Like a bouncing corpse riddled with too many slugs from a Saturday Night Special, APB’s attempt to revive itself, zombielike, from the living dead by selling itself to Rupert Murdoch’s sleazy empire also failed. The upshot of its spectacular flame-out as an independent enterprise is that professional (non-Drudgelike) web journalism is too expensive to survive without the support of large corporate networks. Slate and MSNBC.com, for instance, both benefit from the financial and technological muscle of Microsoft. The prospects for other independents, like James Cramer’s TheStreet and David Talbot’s Salon, are a great deal less sanguine. (Kurt Andersen’s expensive new Inside website is touting itself as a business-to-business service and hence is addressing itself to an entirely different market.) Both are trading at a tiny fraction of their formerly astronomical stock prices–making for a stream of high-profile defections by employees who were counting on stock-option riches–and are embroiled in costly internal battles.

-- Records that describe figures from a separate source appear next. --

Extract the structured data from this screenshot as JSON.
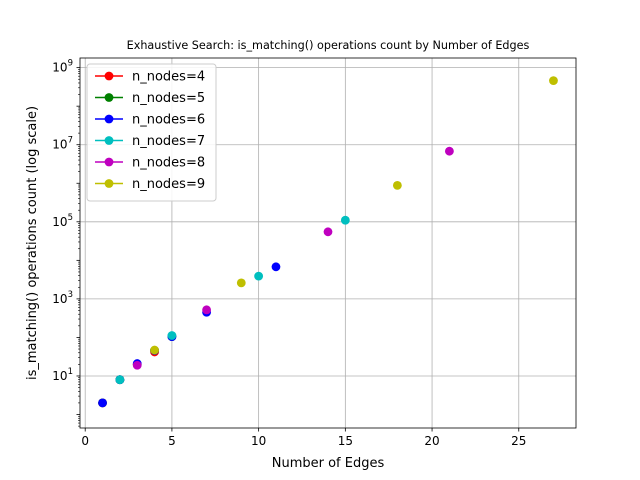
{
  "chart_data": {
    "type": "scatter",
    "title": "Exhaustive Search: is_matching() operations count by Number of Edges",
    "xlabel": "Number of Edges",
    "ylabel": "is_matching() operations count (log scale)",
    "xlim": [
      -0.3,
      28.3
    ],
    "ylim_log10": [
      -0.35,
      9.25
    ],
    "yscale": "log",
    "grid": true,
    "legend_position": "top-left",
    "x_ticks": [
      0,
      5,
      10,
      15,
      20,
      25
    ],
    "y_ticks": [
      {
        "exp": 1,
        "base": "10",
        "sup": "1"
      },
      {
        "exp": 3,
        "base": "10",
        "sup": "3"
      },
      {
        "exp": 5,
        "base": "10",
        "sup": "5"
      },
      {
        "exp": 7,
        "base": "10",
        "sup": "7"
      },
      {
        "exp": 9,
        "base": "10",
        "sup": "9"
      }
    ],
    "series": [
      {
        "name": "n_nodes=4",
        "color": "#ff0000",
        "points": [
          [
            1,
            2
          ],
          [
            2,
            8
          ],
          [
            3,
            20
          ],
          [
            4,
            42
          ]
        ]
      },
      {
        "name": "n_nodes=5",
        "color": "#008000",
        "points": [
          [
            1,
            2
          ],
          [
            2,
            8
          ],
          [
            3,
            20
          ],
          [
            4,
            46
          ],
          [
            5,
            105
          ]
        ]
      },
      {
        "name": "n_nodes=6",
        "color": "#0000ff",
        "points": [
          [
            1,
            2
          ],
          [
            2,
            8
          ],
          [
            3,
            21
          ],
          [
            4,
            46
          ],
          [
            5,
            105
          ],
          [
            7,
            450
          ],
          [
            11,
            6800
          ]
        ]
      },
      {
        "name": "n_nodes=7",
        "color": "#00bfbf",
        "points": [
          [
            2,
            8
          ],
          [
            5,
            112
          ],
          [
            10,
            3900
          ],
          [
            15,
            110000
          ]
        ]
      },
      {
        "name": "n_nodes=8",
        "color": "#bf00bf",
        "points": [
          [
            3,
            19
          ],
          [
            7,
            520
          ],
          [
            14,
            55000
          ],
          [
            21,
            6800000
          ]
        ]
      },
      {
        "name": "n_nodes=9",
        "color": "#bfbf00",
        "points": [
          [
            4,
            47
          ],
          [
            9,
            2600
          ],
          [
            18,
            880000
          ],
          [
            27,
            460000000
          ]
        ]
      }
    ]
  }
}
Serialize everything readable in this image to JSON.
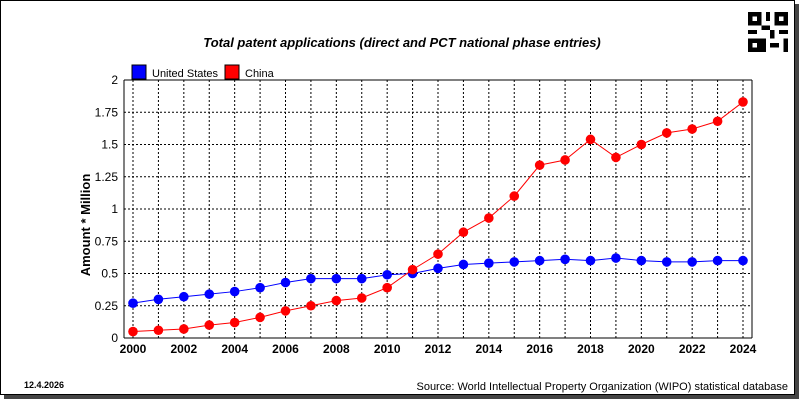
{
  "chart_data": {
    "type": "line",
    "title": "Total patent applications (direct and PCT national phase entries)",
    "ylabel": "Amount * Million",
    "xlabel": "",
    "x": [
      2000,
      2001,
      2002,
      2003,
      2004,
      2005,
      2006,
      2007,
      2008,
      2009,
      2010,
      2011,
      2012,
      2013,
      2014,
      2015,
      2016,
      2017,
      2018,
      2019,
      2020,
      2021,
      2022,
      2023,
      2024
    ],
    "xticks": [
      "2000",
      "2002",
      "2004",
      "2006",
      "2008",
      "2010",
      "2012",
      "2014",
      "2016",
      "2018",
      "2020",
      "2022",
      "2024"
    ],
    "yticks": [
      "0",
      "0.25",
      "0.5",
      "0.75",
      "1",
      "1.25",
      "1.5",
      "1.75",
      "2"
    ],
    "ylim": [
      0,
      2
    ],
    "grid": true,
    "legend_position": "top-left",
    "series": [
      {
        "name": "United States",
        "color": "#0000ff",
        "values": [
          0.27,
          0.3,
          0.32,
          0.34,
          0.36,
          0.39,
          0.43,
          0.46,
          0.46,
          0.46,
          0.49,
          0.5,
          0.54,
          0.57,
          0.58,
          0.59,
          0.6,
          0.61,
          0.6,
          0.62,
          0.6,
          0.59,
          0.59,
          0.6,
          0.6
        ]
      },
      {
        "name": "China",
        "color": "#ff0000",
        "values": [
          0.05,
          0.06,
          0.07,
          0.1,
          0.12,
          0.16,
          0.21,
          0.25,
          0.29,
          0.31,
          0.39,
          0.53,
          0.65,
          0.82,
          0.93,
          1.1,
          1.34,
          1.38,
          1.54,
          1.4,
          1.5,
          1.59,
          1.62,
          1.68,
          1.83
        ]
      }
    ]
  },
  "footer": {
    "date": "12.4.2026",
    "source": "Source: World Intellectual Property Organization (WIPO) statistical database"
  }
}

Cramer is fighting with Murdoch’s FNC in a confusing (and journalistically disturbing) argument over whether it’s proper for him to tout his own stock on his own television show. Salon, meanwhile, is still recovering from a reader revolt following a now-discarded site redesign intended to please advertisers, which itself occurred on the heels of an embarrassing public pissing match with Slate‘s Michael Kinsley. With a “burn rate” of more than $5 million per quarter, Salon had to give pink slips to nearly 10 percent of its staff. According to W.R. Hambrecht, who underwrote its IPO, the site has enough cash to survive for about a year. But Salon‘s previous revenue estimates have proven highly inflated and its expenses, enormous. Given the new environment, it’s hard to see who would be willing to pony up the necessary cash when the current kitty empties out.
All these developments are depressing from a journalistic point of view. Cramer is crazy, but his enthusiasm is infectious, and his site is about as interesting as anything in the financial world. And while Salon appears to be drifting even further toward sex and sensationalism–not to mention doorknob-licking–to try to save itself, its wildly uneven content does at least continue to make good on its boast of editorial independence. And that’s one thing journalism can’t get too much of. (Disclosure: I have written for Salon, write occasionally for Slate and am under contract to MSNBC.com.)